Para quienes se ufanan de su poder económico, de sus influencias políticas, de sus grandes dotes para conducir negocios, gobiernos y destinos, la impotencia tal vez sea más aguda, más infame: quizás por vez primera en sus exitosas vidas se enfrentan a una realidad desconocida ante la que poco, o nada, pueden hacer. Tener dinero y poder, pero estar en confinamiento al igual que millones de clasemedieros y de pobres, no es precisamente la imagen del éxito al que se aspiró y al que se llegó bien sea por méritos ajenos o por transas propias. No lo sé, pero tal vez la impotencia con dinero se agudice más que en la carencia. Por su parte, para los millones de personas excluidas, la impotencia no es nueva, en todo caso es un añadido más a la reproducción ancestral de su pobreza. Pero aun así, inclusive para los excluidos de siempre, la pandemia también es productora de impotencia que se expresa, entre otras formas, en la pérdida del precario empleo, en la baja de las ventas en la esquina, en hambre más días a la semana, en muerte más seguido que de costumbre.

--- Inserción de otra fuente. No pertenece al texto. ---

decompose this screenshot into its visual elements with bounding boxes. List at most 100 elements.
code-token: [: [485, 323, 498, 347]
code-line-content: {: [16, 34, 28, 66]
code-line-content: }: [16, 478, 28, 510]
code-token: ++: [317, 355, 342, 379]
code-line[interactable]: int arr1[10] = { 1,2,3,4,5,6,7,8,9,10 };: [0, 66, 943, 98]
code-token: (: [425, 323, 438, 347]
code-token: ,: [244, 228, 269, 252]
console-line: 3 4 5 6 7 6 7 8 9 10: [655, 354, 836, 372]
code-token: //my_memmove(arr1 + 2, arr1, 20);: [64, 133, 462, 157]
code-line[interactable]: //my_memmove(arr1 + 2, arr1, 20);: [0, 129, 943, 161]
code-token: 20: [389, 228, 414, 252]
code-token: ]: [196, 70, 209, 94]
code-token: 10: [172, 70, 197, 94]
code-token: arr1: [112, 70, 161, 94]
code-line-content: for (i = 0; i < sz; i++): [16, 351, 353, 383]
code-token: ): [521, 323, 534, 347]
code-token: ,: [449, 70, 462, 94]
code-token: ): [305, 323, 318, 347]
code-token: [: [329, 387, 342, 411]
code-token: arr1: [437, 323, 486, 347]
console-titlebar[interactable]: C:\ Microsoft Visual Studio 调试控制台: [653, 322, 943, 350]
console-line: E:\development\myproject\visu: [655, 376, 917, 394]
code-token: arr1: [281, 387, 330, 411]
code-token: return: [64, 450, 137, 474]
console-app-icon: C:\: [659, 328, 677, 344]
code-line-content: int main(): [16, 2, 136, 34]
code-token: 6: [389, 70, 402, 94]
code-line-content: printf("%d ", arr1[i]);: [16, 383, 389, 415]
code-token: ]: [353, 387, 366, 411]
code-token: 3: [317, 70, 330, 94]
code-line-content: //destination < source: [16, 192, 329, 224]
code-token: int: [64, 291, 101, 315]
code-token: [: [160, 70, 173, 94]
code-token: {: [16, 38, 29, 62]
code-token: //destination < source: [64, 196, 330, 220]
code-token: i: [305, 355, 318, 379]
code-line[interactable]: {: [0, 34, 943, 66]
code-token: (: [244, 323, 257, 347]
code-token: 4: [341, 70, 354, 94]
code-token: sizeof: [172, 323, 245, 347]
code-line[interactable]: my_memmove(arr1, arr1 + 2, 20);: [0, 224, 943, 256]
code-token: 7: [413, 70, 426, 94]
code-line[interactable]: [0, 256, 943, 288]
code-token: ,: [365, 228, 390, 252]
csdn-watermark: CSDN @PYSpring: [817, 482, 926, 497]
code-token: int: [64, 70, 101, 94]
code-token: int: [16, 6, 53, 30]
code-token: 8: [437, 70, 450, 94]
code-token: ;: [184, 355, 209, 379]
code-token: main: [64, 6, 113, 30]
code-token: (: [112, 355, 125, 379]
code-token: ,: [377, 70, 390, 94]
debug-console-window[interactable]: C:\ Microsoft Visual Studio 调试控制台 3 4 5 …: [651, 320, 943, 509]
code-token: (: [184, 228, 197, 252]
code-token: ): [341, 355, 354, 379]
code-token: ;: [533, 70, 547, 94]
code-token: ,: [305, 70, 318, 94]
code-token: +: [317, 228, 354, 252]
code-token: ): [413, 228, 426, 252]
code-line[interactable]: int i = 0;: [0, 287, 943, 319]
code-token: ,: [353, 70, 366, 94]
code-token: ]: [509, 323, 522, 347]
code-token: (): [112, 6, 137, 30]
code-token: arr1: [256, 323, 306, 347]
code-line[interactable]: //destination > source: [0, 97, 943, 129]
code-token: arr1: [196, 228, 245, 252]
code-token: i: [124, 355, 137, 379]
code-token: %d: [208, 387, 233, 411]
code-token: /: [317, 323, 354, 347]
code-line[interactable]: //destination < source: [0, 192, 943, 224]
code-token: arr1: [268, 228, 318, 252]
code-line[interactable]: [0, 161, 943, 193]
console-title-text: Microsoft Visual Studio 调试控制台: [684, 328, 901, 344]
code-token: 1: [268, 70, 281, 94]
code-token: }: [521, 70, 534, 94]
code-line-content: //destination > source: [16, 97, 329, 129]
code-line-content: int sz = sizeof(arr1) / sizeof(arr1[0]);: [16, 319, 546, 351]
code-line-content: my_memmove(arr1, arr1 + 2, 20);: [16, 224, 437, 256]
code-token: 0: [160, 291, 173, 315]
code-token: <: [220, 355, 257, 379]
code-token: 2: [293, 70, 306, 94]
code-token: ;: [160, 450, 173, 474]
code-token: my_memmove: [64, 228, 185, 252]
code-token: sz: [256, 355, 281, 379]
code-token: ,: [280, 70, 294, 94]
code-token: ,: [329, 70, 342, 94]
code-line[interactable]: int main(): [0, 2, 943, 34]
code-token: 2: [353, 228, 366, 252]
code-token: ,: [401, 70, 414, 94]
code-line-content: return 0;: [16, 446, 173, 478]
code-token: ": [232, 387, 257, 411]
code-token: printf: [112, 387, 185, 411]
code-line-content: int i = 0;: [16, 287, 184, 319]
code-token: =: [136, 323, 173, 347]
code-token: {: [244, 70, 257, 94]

La prometida vacuna es la esperanza de que el mundo vuelva a ser el mundo conocido hasta 2019. Ante la impotencia, se impone el pensamiento mágico depositado en un producto resultado de la investigación científica del cual, a decir verdad, nadie conoce sus alcances y limitaciones. Ante la impotencia, la vacuna significa la luz al final del túnel, aunque nadie puede asegurar que no se trate de un tren en sentido opuesto, o de una pantalla de plasma de 82 pulgadas. Suponer que la vacuna regresará mágicamente el tiempo a un momento previo a la pandemia, es pecar de un optimismo francamente candoroso, como si los muertos, el dolor, la frustración y la incertidumbre pudieran borrarse con un simple piquetito, o con unas diminutas gotas. Se confía en que la vacuna sea el viagra que regrese la potencia a un capitalismo que ya chochea, pero que aún desea continuar exprimiendo al máximo su razón de ser, su identidad forjada en la explotación, la colonización, el patriarcado y el desarrollo. Si la vacuna (o las vacunas) funciona y hace las veces de viagra para el capital, nos esperan varios años de entusiasmo desarrollista, consumismo exacerbado y depredación al alza. Hasta que la próxima pandemia nos alcance, porque si algo ha mostrado la pandemia de COVID-19 es la impotencia de la modernidad capitalista para pensarse -e inventarse- por fuera de sus referentes.          Esa es la impotencia en su máxima expresión: la imposibilidad de imaginar un futuro pospandémico. A lo más que llegamos es a anhelar que, gracias a la vacuna, regresaremos a un mundo igual al que teníamos previo a este funesto año, o bien a imaginar escenarios pospandémicos apocalípticos en los que el control de nuestras vidas ejercido por gobiernos y/o corporativos será total, o casi. Quizás esa sea la mayor expresión de nuestra impotencia como modernidad capitalista: nuestro poder de imaginar mundos alternos es muy limitado y, desde luego, no concita adhesiones. Para nuestra fortuna, la impotencia del imaginario no puede ser nunca absoluta: la psique es radical por antonomasia y aunque ha producido muchos y terribles monstruos, también ha sido capaz de crear belleza, arte, filosofía, ciencia, lenguaje. La imaginación radical es capaz de dar lugar a sujetos más autónomos y, con ello, a sociedades más equilibradas, más justas y más libres.

Una de las enseñanzas más contundentes de la pandemia de COVID-19 es que la modernidad capitalista produce, además de todo, impotencia.